Flopsy said:
I replaced futanari with yuri on post #8086693, Wilfriback undid this. There's is nothing in the image itself indicating that either character is a futa. Should it be tagged that way anyway strictly by contextual clues (child post is futa, artist draws a lot of futa_with_female, etc.)? I'm personally in favor of a quite strict post-by-post "tag what you see" policy based on wiki definitions, since that restrains subjective interpretations and is most relevant for searches (e.g. If you're looking for yuri, does it matter that the child post isn't?), but some other users clearly aren't.
I would encourage everyone above to read the essay I wrote addressing exactly these issues: forum #272717
In the case of this image, there's a sex position that's very strongly associated with penetrative sex. However, no plap-plap or thrusting motion is present. The artist tagged it as futa, and the child post is an identical variant except with the penis made visible. It's in a grey area, but weighing everything, I would tag it as implied_futanari and futa_with_female.

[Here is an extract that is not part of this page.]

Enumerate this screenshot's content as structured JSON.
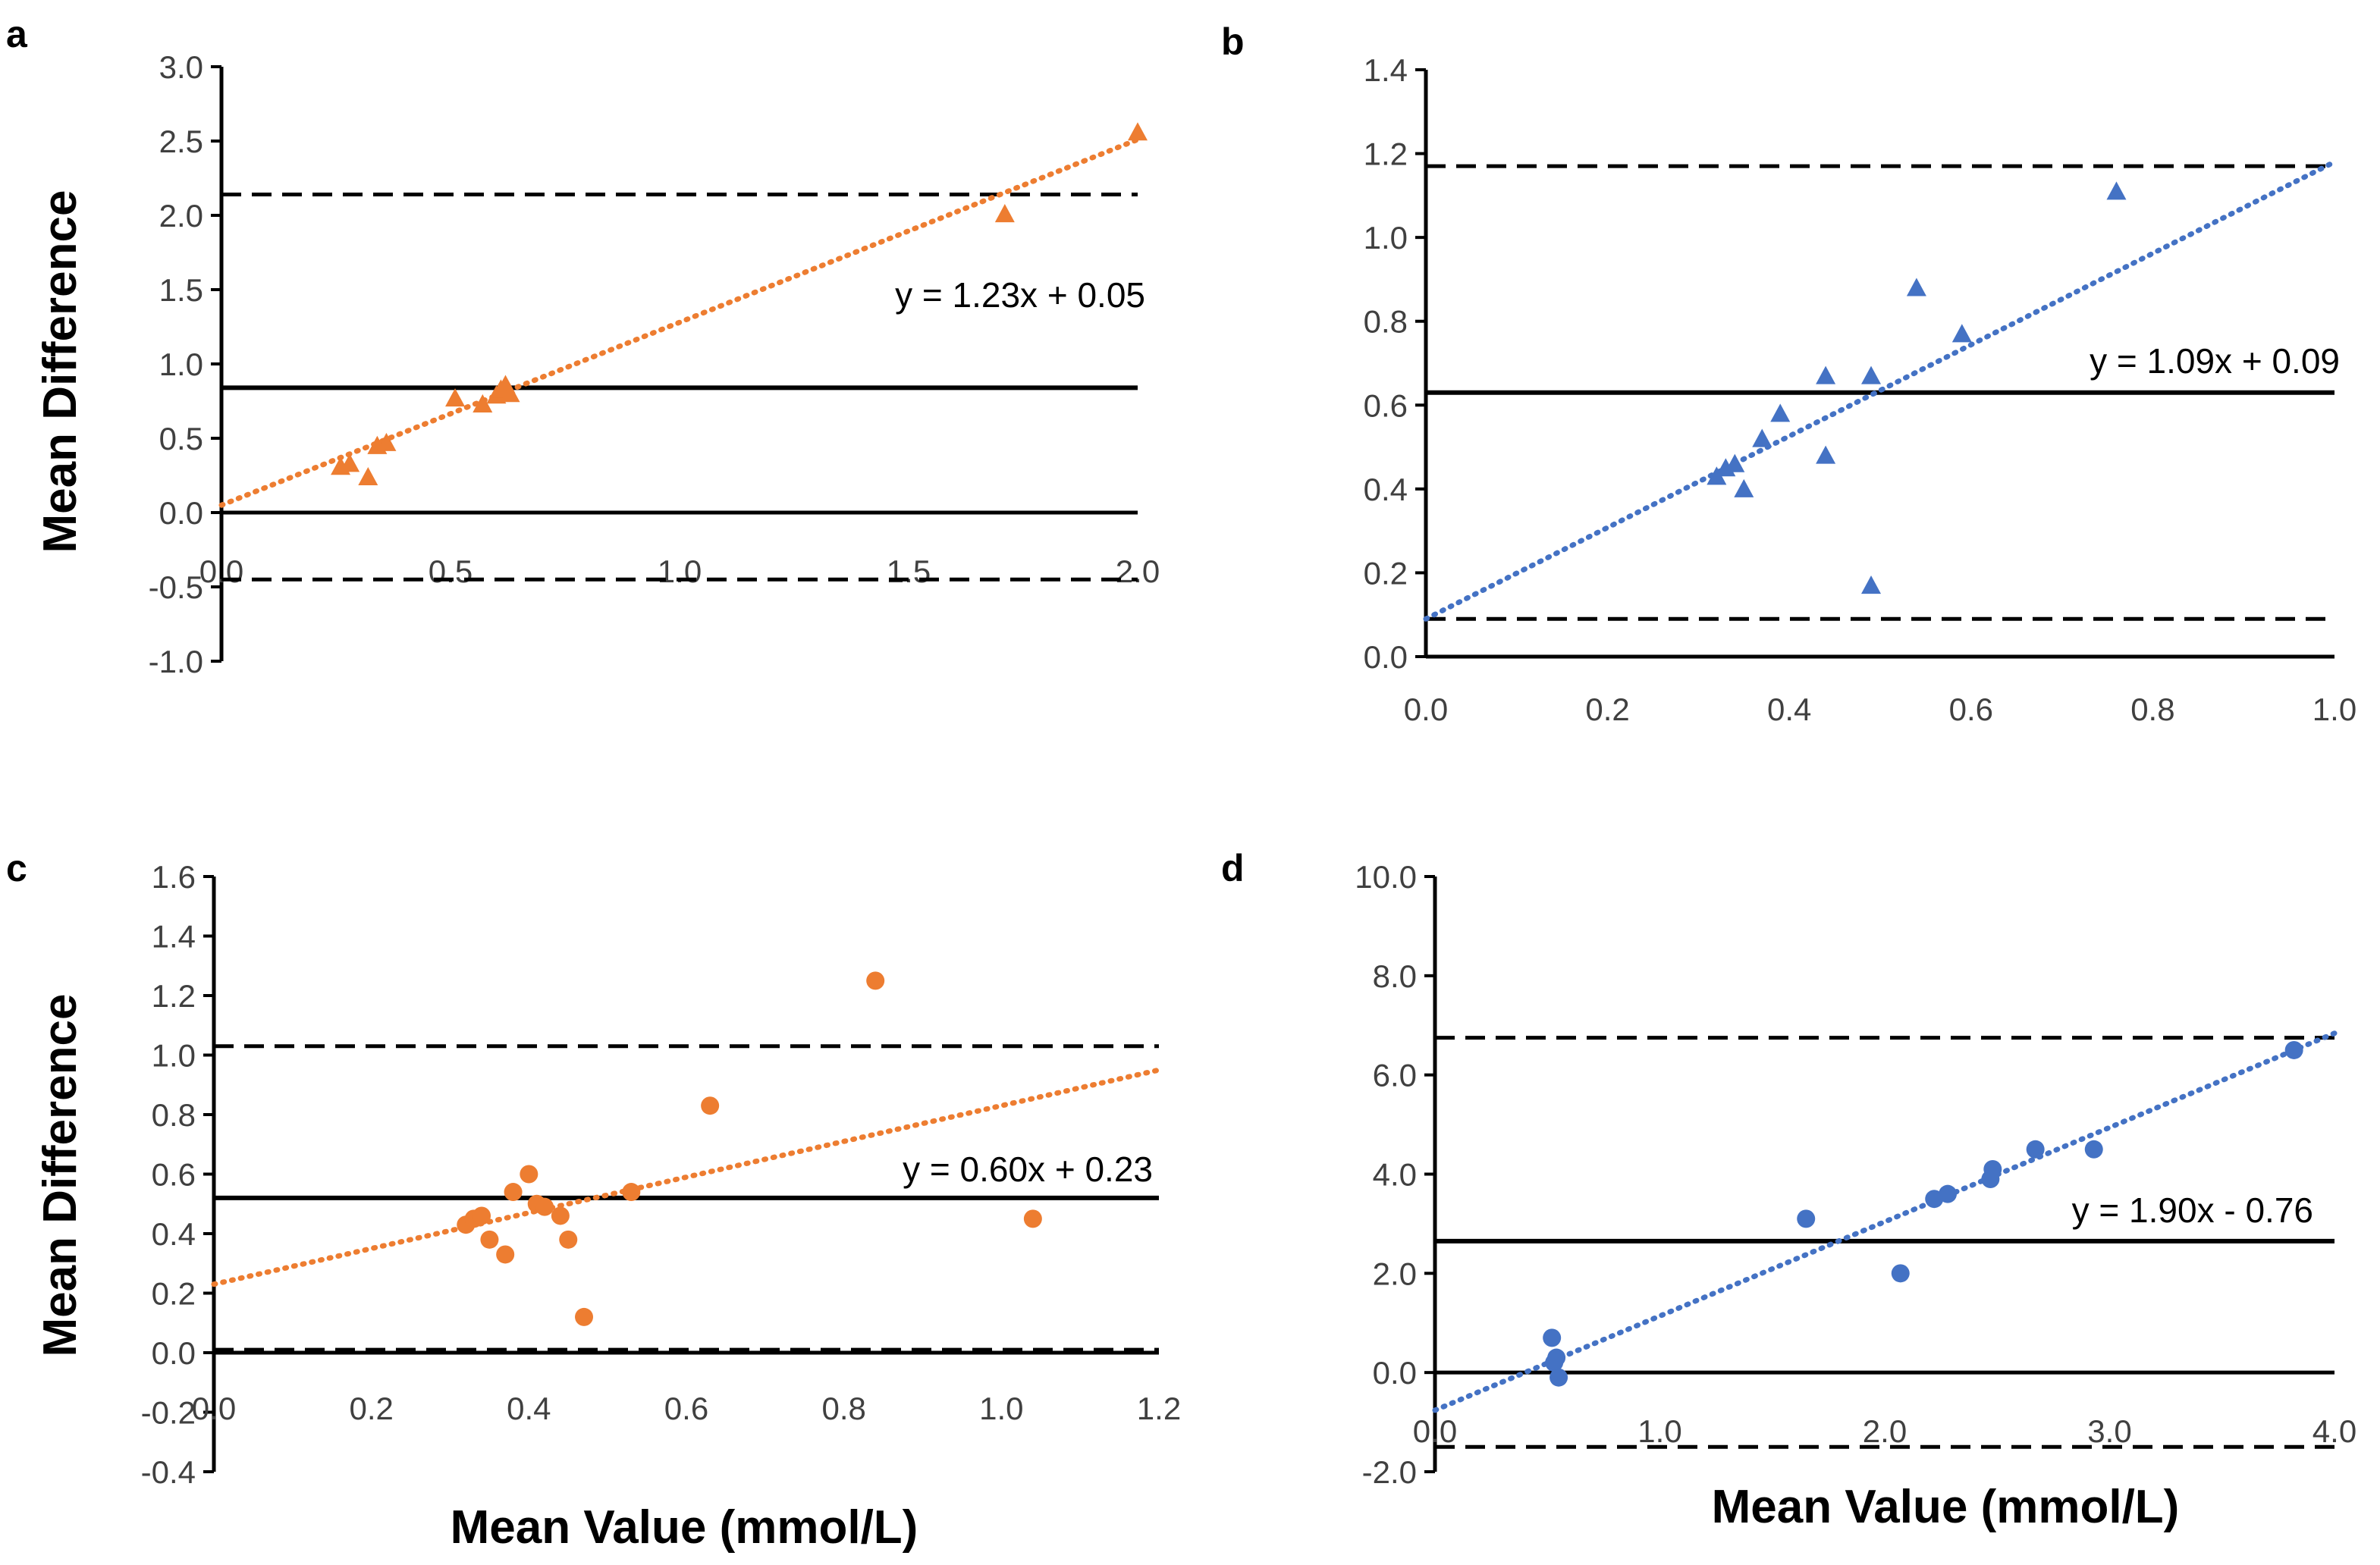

The most important considerations are that it's a typical penetrative sex position and that the otherwise identical child variant shows the penis explicitly, making clear how the parent is intended to be interpreted. The "artist's vision" is only relevant when the picture itself is ambiguous, and it is the factor of least importance when the image itself is clear. Plenty of artists simply use tags like futa and yuri differently than we do, so what they call their art is very often irrelevant.
Tagging problems such as these are always subjective and require interpretation. That's a necessary element in accurate, effective tagging. Assuming that there's 2 vaginas there instead of a vagina and a penis is equally subjective interpretation. We look at what the image tells us, we make reasonable inferences based on what we see, and we tag accordingly.